By Paul Lynch
Oneworld Publications, 2023
Reviewed by Finn McKenna
“This place is going to become a hellmouth all over again, the regime is about to agree to let the UN open a humanitarian corridor from Lansdowne Road stadium through the port tunnel to the north, you’ll be allowed to leave like rats so long as the piper calls the tune”
Paul Lynch’s novel Prophet Song was shortlisted for this year’s Booker Prize. Written in a world that had gone through the election of Trump and Bolsonaro, and seen a rise of conspiracy theorists and far-right agitators with the Covid pandemic, while also clearly influenced by modern conflicts such as the decade-long civil war in Syria, the book is clearly one that rushed out of Lynch’s imagination. Its lack of paragraphs epitomising the urgency of the writing; the form is captivating and there’s no denying Lynch is a wordsmith.
Undoubtedly, Lynch gave serious consideration to the development of far-right and reactionary forces as he approached sketching this tale, which is centred around the life of Eileen Stack – the wife of a trade union leader who has been interned in the Curragh by a far-right regime that has been in power for several years.
The setting of the book is unclear – it’s in Dublin, but it may be an imagined parallel unfolding of reality, or it may take place in the not-so-distant future. The question of time is one that preoccupies the writer, as again and again his narration muses upon the condition of temporality; the blip in the moment of existence and history in which this story occurs:
“This low and motionless sky, the windows with their blinds drawn, the street in silent witness as the people live out their lives, the cycles of births and deaths, the endless recurrence of human generation, a hundred years goes by.”
The weight of the passage of time speaks to the heaviness of life that one suffering within a far-right dictatorship would experience. Eileen Stack’s life and sense of everything is completely dislocated with the arrest of her husband. The author’s conscientiousness is unquestionable; his focus on the life of a woman struggling to contend with the pressures of everyday life – work and family-rearing – while trying to cope with the disappearance of her husband reflects how seriously Lynch is attempting to grapple with the condition of daily life, of ordinary people, crushed under a dictatorship.
As mentioned already, the focus of the story is on the Stack family. The revelations about Ireland’s descent into a far-right regime is told through the prism of how life is experienced by Eileen. In this way, clues are revealed to the reader about the metamorphoses of changes within Irish society. Still existing is An Garda Síochana, the civil service departments, the judiciary etc. In this way, Lynch demonstrates the familiarity of this tale with our present status quo.

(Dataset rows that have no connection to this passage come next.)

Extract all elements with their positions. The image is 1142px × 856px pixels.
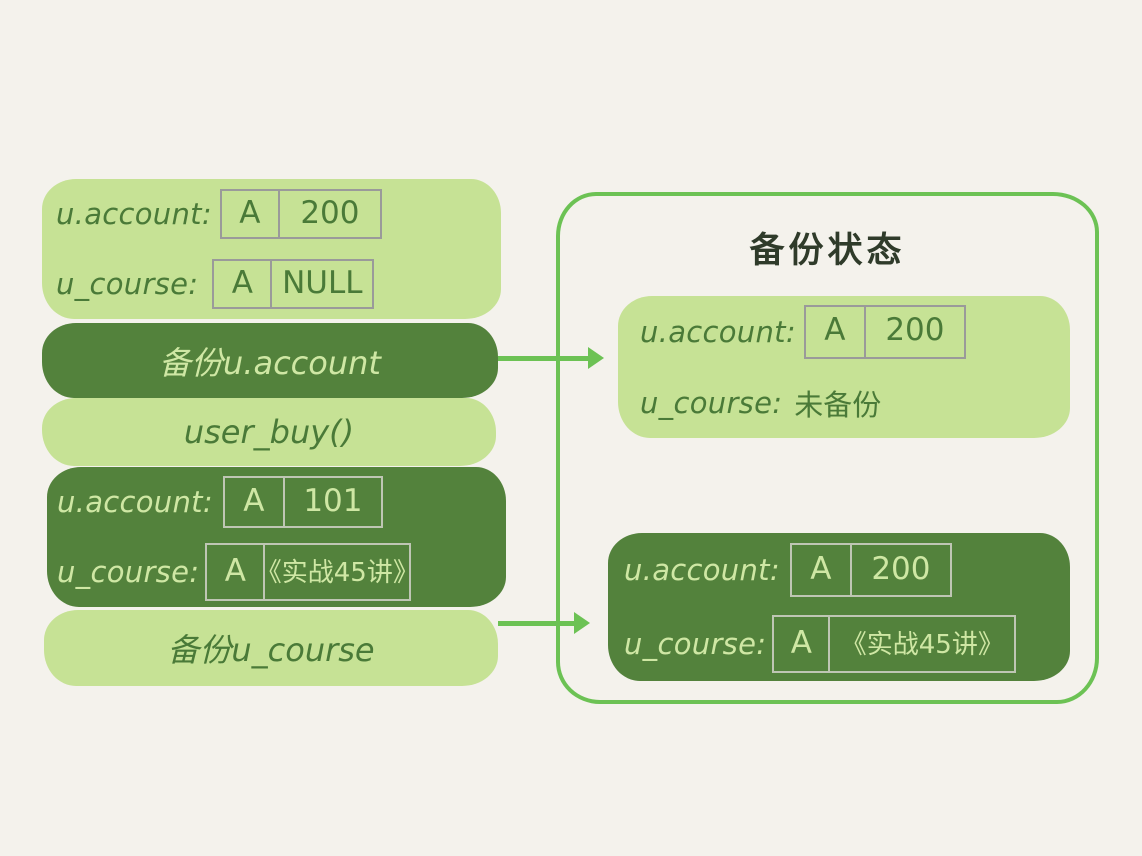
row-label: u.account: bbox=[56, 197, 212, 231]
row-label: u.account: bbox=[57, 485, 213, 519]
row-cells: A 200 bbox=[220, 189, 382, 239]
block-backup-state-partial: u.account: A 200 u_course: 未备份 bbox=[618, 296, 1070, 438]
row-label: u_course: bbox=[624, 627, 766, 661]
cell-value: 《实战45讲》 bbox=[263, 543, 411, 601]
row-label: u.account: bbox=[640, 315, 796, 349]
cell-value: 200 bbox=[278, 189, 382, 239]
block-after-buy-state: u.account: A 101 u_course: A 《实战45讲》 bbox=[47, 467, 506, 607]
cell-value: 200 bbox=[864, 305, 966, 359]
row-label: u.account: bbox=[624, 553, 780, 587]
cell-key: A bbox=[790, 543, 852, 597]
block-user-buy: user_buy() bbox=[42, 398, 496, 466]
row-u-course: u_course: A 《实战45讲》 bbox=[624, 607, 1054, 681]
cell-key: A bbox=[223, 476, 285, 528]
row-u-course: u_course: 未备份 bbox=[640, 367, 1048, 438]
block-backup-course: 备份u_course bbox=[44, 610, 498, 686]
row-u-account: u.account: A 200 bbox=[624, 533, 1054, 607]
cell-key: A bbox=[772, 615, 830, 673]
cell-value: NULL bbox=[270, 259, 374, 309]
row-cells: A 《实战45讲》 bbox=[772, 615, 1016, 673]
block-label: 备份u.account bbox=[42, 338, 498, 384]
row-u-account: u.account: A 200 bbox=[640, 296, 1048, 367]
cell-value: 200 bbox=[850, 543, 952, 597]
cell-value: 《实战45讲》 bbox=[828, 615, 1016, 673]
row-label: u_course: bbox=[640, 386, 782, 420]
cell-key: A bbox=[804, 305, 866, 359]
cell-key: A bbox=[212, 259, 272, 309]
row-value-text: 未备份 bbox=[794, 382, 881, 424]
row-u-course: u_course: A NULL bbox=[56, 249, 487, 319]
row-cells: A 101 bbox=[223, 476, 383, 528]
cell-key: A bbox=[220, 189, 280, 239]
diagram-canvas: u.account: A 200 u_course: A NULL 备份u.ac… bbox=[0, 0, 1142, 856]
row-cells: A 200 bbox=[790, 543, 952, 597]
block-label: user_buy() bbox=[42, 413, 496, 451]
block-label: 备份u_course bbox=[44, 625, 498, 671]
row-label: u_course: bbox=[57, 555, 199, 589]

But the story also envisages new appendages of the police to target those who are proclaimed to be enemies of the state by the government, and how all institutions of power have been dominated by the ruling-party. Eileen Stack sees members and adherents of the far-right ruling-party in her everyday life; in Dublin City’s streets, in the supermarket, and at work. A pillar of strength contained in the story is Lynch’s ability to present how such a transition in Ireland is imaginable.
There are, however, pitfalls in the story that stood out. It’s clear that Lynch researched far-right movements historically. The fact that Larry Stack is a persecuted trade union leader speaks to an understanding of far-right forces seeing the organised workers’ movement as their main enemy.
The lack of reference to existing political forces, be they the parties of Irish capitalism or left and socialist forces, throughout the book is something that raised an eyebrow though. As the book develops, an overt civil war between the state power and “rebels” deepens. There is no allusion to the political make-up of such rebels. In that sense, there is something of an ahistoricism to the story, as its omission of existing and historical political groups, paramilitary forces and parties feels like a missed opportunity.
Perhaps this was a decision consciously made by Lynch, and in fairness this is a work of fiction rather than a political treatise. With that said, the air of unreality persists when there’s discussion throughout the book of people escaping the grips of the regime by heading up north. The idea that a fascist government would be in power in the south of Ireland without a similar (or more extreme) regime existing in Britain feels somewhat unbelievable, as political upheaval in one country absolutely impacts the other.
Whatever the book fails to deliver in terms of continuity from history to the modern day, it compensates in the graphic detail of the strife and trials of life under such a regime. The book finishes in a way that Lynch should be proud of, as it presents to the reader the imagined situation of Irish people becoming refugees – something that is of the utmost importance in today’s world, with refugees scapegoated more and more by the far right. What Lynch demonstrates in his tale is how war and fascism turn ordinary civilians into refugees fleeing for their lives, and provokes reflection on how such a societal nose-dive could happen to ordinary, everyday people in our own time.
Leon Trotsky once observed;“If there are prophets and poets who can be said to have been ‘ahead of their time’, it is because they have expressed certain demands of social evolution not quite as slowly as the rest of their kind.” Although Prophet Song isn’t directly dealing with historical necessity, it is sounding the alarm as to what could come to pass if we fail to challenge the danger posed by the far right.